As per a CNBC-TV18 poll, the company's revenue growth is likely to be only 2% due to a decline in volumes on a year-on-year basis. Revenue, as per the poll, is seen at ₹17,532 crore.
For the September quarter, Hyundai Motor India's volumes declined 1% from last year, but increased 6% sequentially.
Net profit for the period may increase by 10% to ₹1,518 crore, while Earnings Before Interest, Tax, Depreciation and Amortisation (EBITDA) may increase by 8% year-on-year to ₹2,380 crore.
EBITDA margins may expand by 80 basis points to 13.6% from 12.8% last year. Margin expansion is likely to be kept in check due to higher discounts.

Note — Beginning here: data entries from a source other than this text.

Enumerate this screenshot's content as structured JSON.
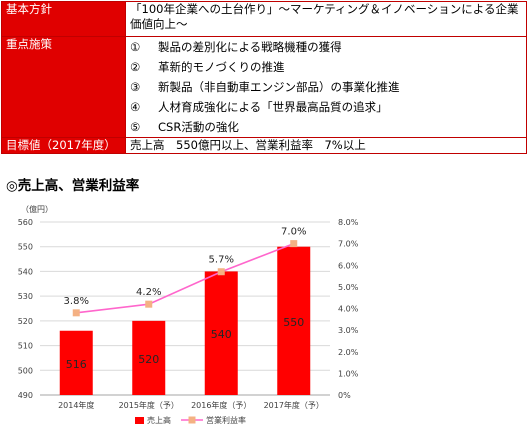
{
  "table": {
    "rows": [
      {
        "label": "基本方針",
        "value": "「100年企業への土台作り」～マーケティング＆イノベーションによる企業価値向上～"
      },
      {
        "label": "重点施策",
        "items": [
          {
            "num": "①",
            "text": "製品の差別化による戦略機種の獲得"
          },
          {
            "num": "②",
            "text": "革新的モノづくりの推進"
          },
          {
            "num": "③",
            "text": "新製品（非自動車エンジン部品）の事業化推進"
          },
          {
            "num": "④",
            "text": "人材育成強化による「世界最高品質の追求」"
          },
          {
            "num": "⑤",
            "text": "CSR活動の強化"
          }
        ]
      },
      {
        "label": "目標値（2017年度）",
        "value": "売上高　550億円以上、営業利益率　7%以上"
      }
    ]
  },
  "section_title": "◎売上高、営業利益率",
  "colors": {
    "accent_red": "#e00000",
    "bar": "#ff0000",
    "line": "#ff66cc",
    "marker": "#f4b183"
  },
  "chart_data": {
    "type": "bar",
    "unit_label": "（億円）",
    "categories": [
      "2014年度",
      "2015年度（予）",
      "2016年度（予）",
      "2017年度（予）"
    ],
    "series": [
      {
        "name": "売上高",
        "type": "bar",
        "axis": "left",
        "values": [
          516,
          520,
          540,
          550
        ],
        "labels": [
          "516",
          "520",
          "540",
          "550"
        ]
      },
      {
        "name": "営業利益率",
        "type": "line",
        "axis": "right",
        "values": [
          3.8,
          4.2,
          5.7,
          7.0
        ],
        "labels": [
          "3.8%",
          "4.2%",
          "5.7%",
          "7.0%"
        ]
      }
    ],
    "y_left": {
      "min": 490,
      "max": 560,
      "step": 10,
      "ticks": [
        "490",
        "500",
        "510",
        "520",
        "530",
        "540",
        "550",
        "560"
      ]
    },
    "y_right": {
      "min": 0,
      "max": 8,
      "step": 1,
      "ticks": [
        "0%",
        "1.0%",
        "2.0%",
        "3.0%",
        "4.0%",
        "5.0%",
        "6.0%",
        "7.0%",
        "8.0%"
      ]
    },
    "grid": true,
    "legend": "bottom"
  }
}
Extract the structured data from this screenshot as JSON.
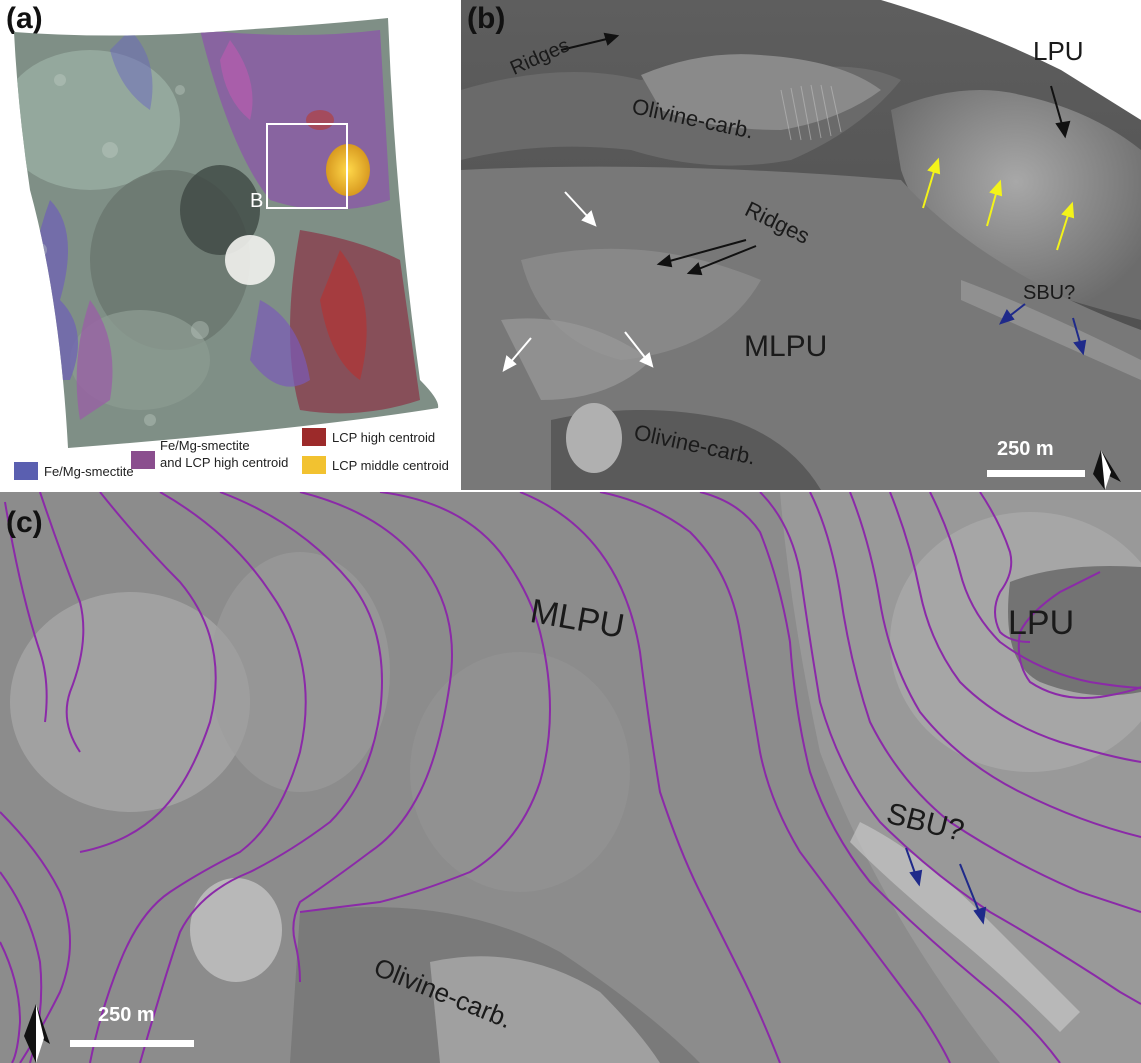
{
  "panel_a": {
    "label": "(a)",
    "box_label": "B",
    "legend": [
      {
        "label": "Fe/Mg-smectite",
        "color": "#5a5fb0"
      },
      {
        "label": "Fe/Mg-smectite",
        "label2": "and LCP high centroid",
        "color": "#8a4e8e"
      },
      {
        "label": "LCP high centroid",
        "color": "#9c2a2a"
      },
      {
        "label": "LCP middle centroid",
        "color": "#f2c230"
      }
    ]
  },
  "panel_b": {
    "label": "(b)",
    "annotations": {
      "ridges_top": "Ridges",
      "olivine_top": "Olivine-carb.",
      "lpu": "LPU",
      "ridges_mid": "Ridges",
      "sbu": "SBU?",
      "mlpu": "MLPU",
      "olivine_bottom": "Olivine-carb."
    },
    "scalebar": "250 m"
  },
  "panel_c": {
    "label": "(c)",
    "annotations": {
      "mlpu": "MLPU",
      "lpu": "LPU",
      "sbu": "SBU?",
      "olivine": "Olivine-carb."
    },
    "scalebar": "250 m"
  },
  "colors": {
    "contour": "#8b2aa8",
    "arrow_black": "#111111",
    "arrow_white": "#ffffff",
    "arrow_yellow": "#f3f31a",
    "arrow_blue": "#1f2a8a"
  }
}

The higher discounts may also weigh on the company's realisations, but the impact could be partly offset due to the cost control measures taken by the company. Realisations are also likely to be aided by a SUV-skewed product mix.
Sales strategy for the EV portfolio, demand outlook, and new product timelines are some key aspects that the street would want clarity from the management.
Shares of Hyundai Motor India have given up early gains and are now trading 0.6% lower ahead of the earnings announcement at ₹2,343.9. At ₹27,870 crore, Hyundai Motor India remains India's biggest IPO till date.